Institutions work best through and are safeguarded most by strong cultures of professionalism, loyalty, and honor. Institutions are most at risk from parasitic infiltrations which adroitly use professionalism and loyalty as shields and weapons, who act like cancer cells, turning healthy structures into diseased ones. Problems of cultural maintainance and cultural creation are the hardest of all, because they can only be worked upon through incremental action within culture, with a humble sense of the immediate horizons of plausible transformations.
But the fate of institutions can’t just be left to them alone, because even the least of them has some kind of consequential social and economic power. If we need to think about how to live better within our institutions, we also need to think about how to act more wisely towards the institutions of others, to concern ourselves with their workings and when necessary, find smarter and more humane ways to intervene in their affairs and even to shut them down. The tools we have aren’t up to it, and the habits we have even less so.
Any ideas as to where to look for those tools?
A very rich vein to look into.
I see it in my professional life, where board-of-director-type oversight has shifted over the past 30 years. Boards are much more diverse in make-up and somewhat more democratic in process, but in one critical way much worse: accountability to a narrow person, family, donor, view etc., has been watered down and a shift towards a legal/lawyerly view of “good governance”, rather than an outcomes based one is now the norm.
Process-driven governance, as opposed to outcome driven, leads to a conformity of views and a focus on what everyone else is doing, not what should be done.
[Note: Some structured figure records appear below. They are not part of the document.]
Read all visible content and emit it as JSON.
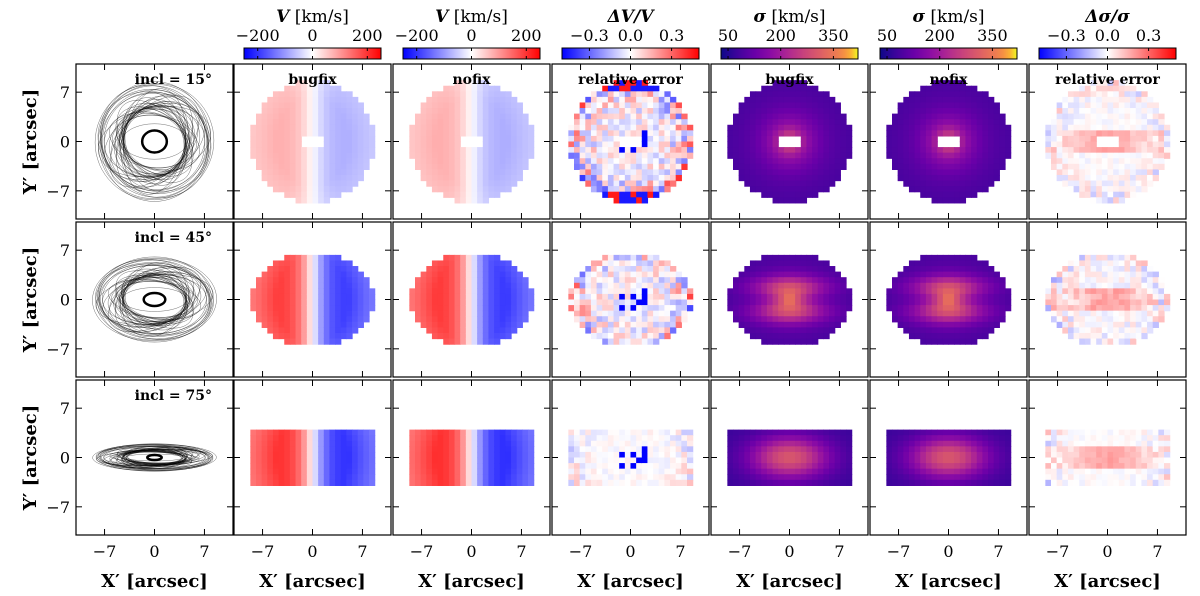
{
  "chart_data": {
    "type": "heatmap",
    "description_grid": "3 rows (inclinations) x 7 columns",
    "rows": [
      {
        "incl_label": "incl = 15°"
      },
      {
        "incl_label": "incl = 45°"
      },
      {
        "incl_label": "incl = 75°"
      }
    ],
    "columns": [
      {
        "key": "orbits",
        "colorbar": null,
        "panel_label": ""
      },
      {
        "key": "V_bugfix",
        "colorbar": {
          "title_sym": "V",
          "title_unit": "[km/s]",
          "ticks": [
            "−200",
            "0",
            "200"
          ],
          "tick_values": [
            -200,
            0,
            200
          ],
          "range": [
            -250,
            250
          ],
          "cmap": "bwr"
        },
        "panel_label": "bugfix"
      },
      {
        "key": "V_nofix",
        "colorbar": {
          "title_sym": "V",
          "title_unit": "[km/s]",
          "ticks": [
            "−200",
            "0",
            "200"
          ],
          "tick_values": [
            -200,
            0,
            200
          ],
          "range": [
            -250,
            250
          ],
          "cmap": "bwr"
        },
        "panel_label": "nofix"
      },
      {
        "key": "dV",
        "colorbar": {
          "title_sym": "ΔV/V",
          "title_unit": "",
          "ticks": [
            "−0.3",
            "0.0",
            "0.3"
          ],
          "tick_values": [
            -0.3,
            0.0,
            0.3
          ],
          "range": [
            -0.5,
            0.5
          ],
          "cmap": "bwr"
        },
        "panel_label": "relative error"
      },
      {
        "key": "sig_bugfix",
        "colorbar": {
          "title_sym": "σ",
          "title_unit": "[km/s]",
          "ticks": [
            "50",
            "200",
            "350"
          ],
          "tick_values": [
            50,
            200,
            350
          ],
          "range": [
            30,
            420
          ],
          "cmap": "plasma"
        },
        "panel_label": "bugfix"
      },
      {
        "key": "sig_nofix",
        "colorbar": {
          "title_sym": "σ",
          "title_unit": "[km/s]",
          "ticks": [
            "50",
            "200",
            "350"
          ],
          "tick_values": [
            50,
            200,
            350
          ],
          "range": [
            30,
            420
          ],
          "cmap": "plasma"
        },
        "panel_label": "nofix"
      },
      {
        "key": "dsig",
        "colorbar": {
          "title_sym": "Δσ/σ",
          "title_unit": "",
          "ticks": [
            "−0.3",
            "0.0",
            "0.3"
          ],
          "tick_values": [
            -0.3,
            0.0,
            0.3
          ],
          "range": [
            -0.5,
            0.5
          ],
          "cmap": "bwr"
        },
        "panel_label": "relative error"
      }
    ],
    "xlabel": "X′ [arcsec]",
    "ylabel": "Y′ [arcsec]",
    "xlim": [
      -11,
      11
    ],
    "ylim": [
      -11,
      11
    ],
    "x_ticks": [
      -7,
      0,
      7
    ],
    "y_ticks": [
      7,
      0,
      -7
    ],
    "x_tick_labels": [
      "−7",
      "0",
      "7"
    ],
    "y_tick_labels": [
      "7",
      "0",
      "−7"
    ]
  }
}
Two concrete outcomes of this:
1) College endowments were generally far more exposed to economic risk than would have been prudent. Given the vast range of college and university funding sources and endowment size, there was/is a notable conformity in asset allocation among colleges, regardless of endowment size.
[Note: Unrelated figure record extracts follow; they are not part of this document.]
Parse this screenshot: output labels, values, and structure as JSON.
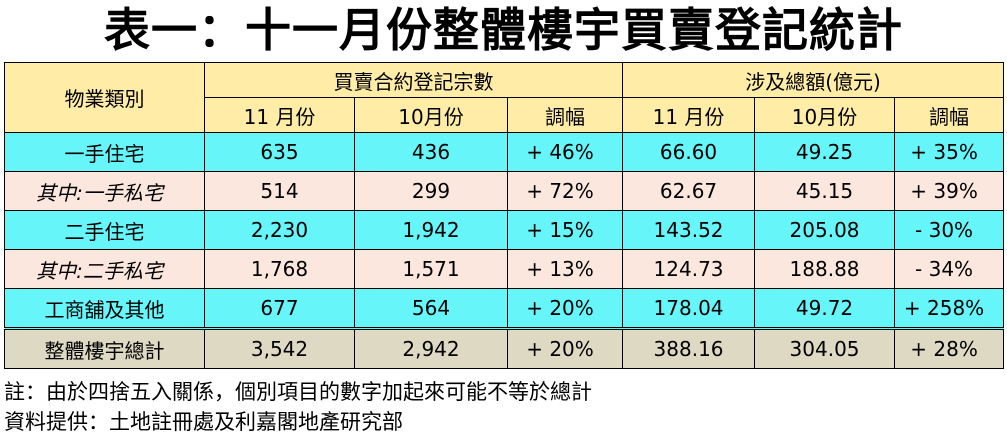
{
  "chart_data": {
    "type": "table",
    "title": "表一：十一月份整體樓宇買賣登記統計",
    "header": {
      "category": "物業類別",
      "group1": "買賣合約登記宗數",
      "group2": "涉及總額(億元)",
      "sub_cols": [
        "11 月份",
        "10月份",
        "調幅",
        "11 月份",
        "10月份",
        "調幅"
      ]
    },
    "rows": [
      {
        "category": "一手住宅",
        "cells": [
          "635",
          "436",
          "+ 46%",
          "66.60",
          "49.25",
          "+ 35%"
        ]
      },
      {
        "category": "其中:一手私宅",
        "cells": [
          "514",
          "299",
          "+ 72%",
          "62.67",
          "45.15",
          "+ 39%"
        ]
      },
      {
        "category": "二手住宅",
        "cells": [
          "2,230",
          "1,942",
          "+ 15%",
          "143.52",
          "205.08",
          "- 30%"
        ]
      },
      {
        "category": "其中:二手私宅",
        "cells": [
          "1,768",
          "1,571",
          "+ 13%",
          "124.73",
          "188.88",
          "- 34%"
        ]
      },
      {
        "category": "工商舖及其他",
        "cells": [
          "677",
          "564",
          "+ 20%",
          "178.04",
          "49.72",
          "+ 258%"
        ]
      },
      {
        "category": "整體樓宇總計",
        "cells": [
          "3,542",
          "2,942",
          "+ 20%",
          "388.16",
          "304.05",
          "+ 28%"
        ]
      }
    ],
    "notes": [
      "註：由於四捨五入關係，個別項目的數字加起來可能不等於總計",
      "資料提供：土地註冊處及利嘉閣地產研究部"
    ]
  }
}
2) Executive compensation – This hits the for-profit and not-for-profit equally. Why are college presidents pulling down million dollar compensation packages now? Why are corporate executives pulling down tens of millions now? If the board has to go through a process, benchmarking, documenting, etc., there is a built in pressure to match what everyone else is doing – it feels “safer” for the board, much less risk of liability. This is especially true where board isn’t really spending their own money.
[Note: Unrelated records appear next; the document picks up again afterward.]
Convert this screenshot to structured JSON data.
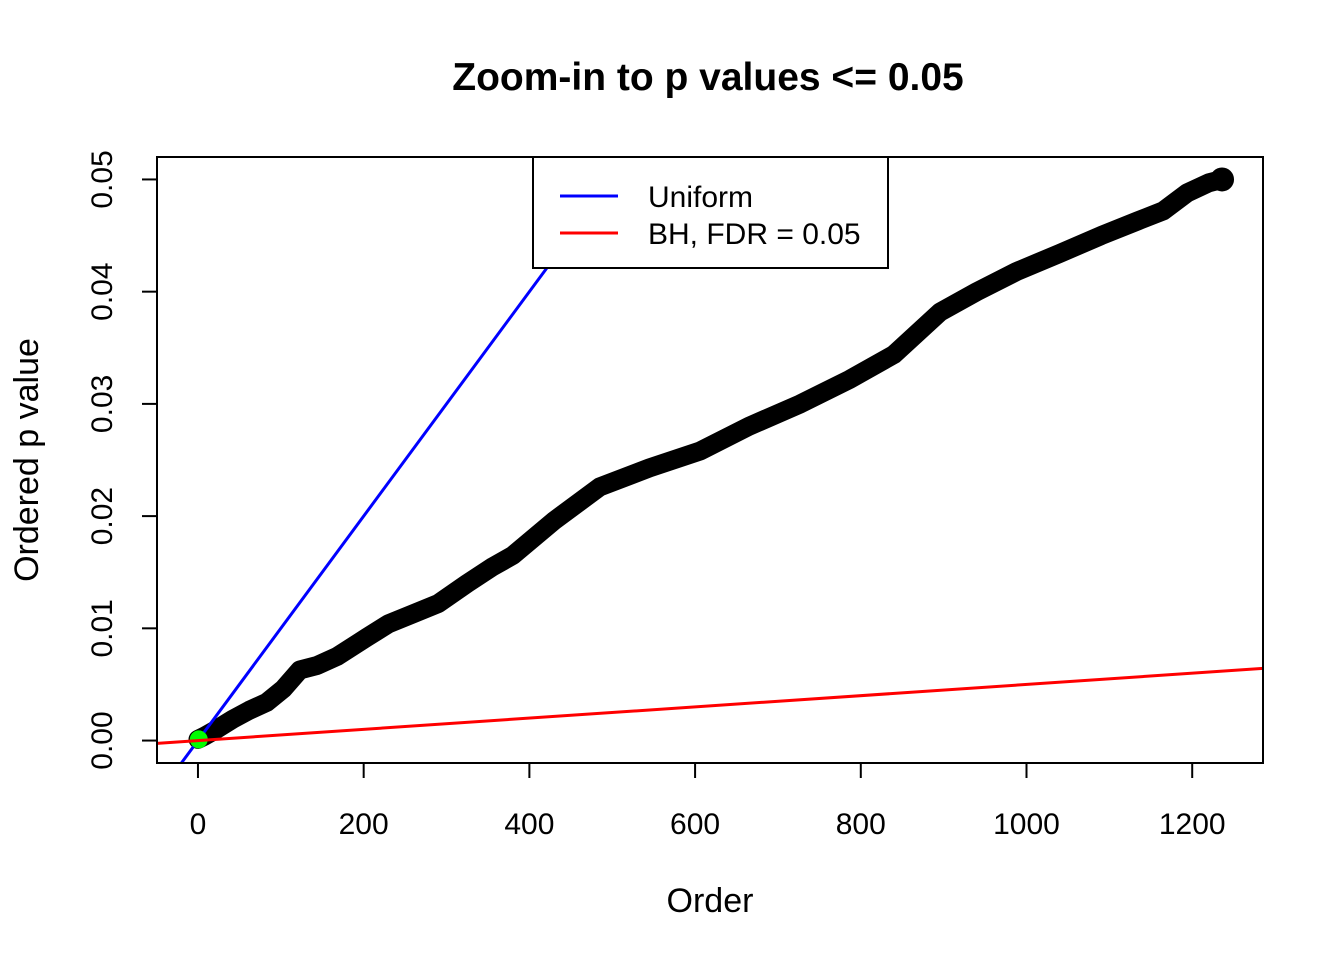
{
  "chart_data": {
    "type": "scatter",
    "title": "Zoom-in to p values <= 0.05",
    "xlabel": "Order",
    "ylabel": "Ordered p value",
    "xlim": [
      0,
      1236
    ],
    "ylim": [
      0,
      0.05
    ],
    "axis_expansion": 0.04,
    "grid": false,
    "x_ticks": {
      "values": [
        0,
        200,
        400,
        600,
        800,
        1000,
        1200
      ],
      "labels": [
        "0",
        "200",
        "400",
        "600",
        "800",
        "1000",
        "1200"
      ]
    },
    "y_ticks": {
      "values": [
        0,
        0.01,
        0.02,
        0.03,
        0.04,
        0.05
      ],
      "labels": [
        "0.00",
        "0.01",
        "0.02",
        "0.03",
        "0.04",
        "0.05"
      ]
    },
    "legend": {
      "position": "top",
      "items": [
        {
          "label": "Uniform",
          "color": "#0000FF"
        },
        {
          "label": "BH, FDR = 0.05",
          "color": "#FF0000"
        }
      ]
    },
    "series": {
      "ordered_p_values": {
        "name": "Ordered p values",
        "type": "points",
        "color": "#000000",
        "n_points": 1236,
        "marker_px": 19,
        "sample": [
          [
            0,
            0.0001
          ],
          [
            8,
            0.0004
          ],
          [
            20,
            0.0009
          ],
          [
            42,
            0.0019
          ],
          [
            62,
            0.0027
          ],
          [
            83,
            0.0034
          ],
          [
            103,
            0.0046
          ],
          [
            123,
            0.0063
          ],
          [
            144,
            0.0067
          ],
          [
            168,
            0.0075
          ],
          [
            204,
            0.0092
          ],
          [
            230,
            0.0104
          ],
          [
            260,
            0.0113
          ],
          [
            290,
            0.0122
          ],
          [
            325,
            0.014
          ],
          [
            356,
            0.0155
          ],
          [
            380,
            0.0165
          ],
          [
            430,
            0.0196
          ],
          [
            485,
            0.0226
          ],
          [
            545,
            0.0243
          ],
          [
            606,
            0.0258
          ],
          [
            665,
            0.028
          ],
          [
            727,
            0.03
          ],
          [
            787,
            0.0322
          ],
          [
            840,
            0.0344
          ],
          [
            896,
            0.0382
          ],
          [
            940,
            0.04
          ],
          [
            988,
            0.0418
          ],
          [
            1040,
            0.0434
          ],
          [
            1090,
            0.045
          ],
          [
            1134,
            0.0463
          ],
          [
            1165,
            0.0472
          ],
          [
            1194,
            0.0488
          ],
          [
            1220,
            0.0497
          ],
          [
            1236,
            0.05
          ]
        ]
      },
      "uniform_line": {
        "name": "Uniform",
        "type": "abline",
        "color": "#0000FF",
        "intercept": 0,
        "slope": 0.0001
      },
      "bh_line": {
        "name": "BH, FDR = 0.05",
        "type": "abline",
        "color": "#FF0000",
        "intercept": 0,
        "slope": 5e-06
      },
      "highlight_point": {
        "name": "Smallest p value",
        "type": "point",
        "color": "#00FF00",
        "x": 1,
        "y": 0.0001,
        "radius_px": 9
      }
    }
  }
}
I’ve worked with a lot of of smaller and newer organizations, and I keep coming back to the idea that most of them are working exactly as the people most in charge want them to be working. That may or may not be congruent with the organization’s stated aims.
There’s a related passage in Joel Garreau’s Edge City about the relocation of corporate headquarters: If a company was considering several sites in a given metro area, the one with the shortest commute to the CEO’s (or in a pinch, top executives’) home was invariably the site selected.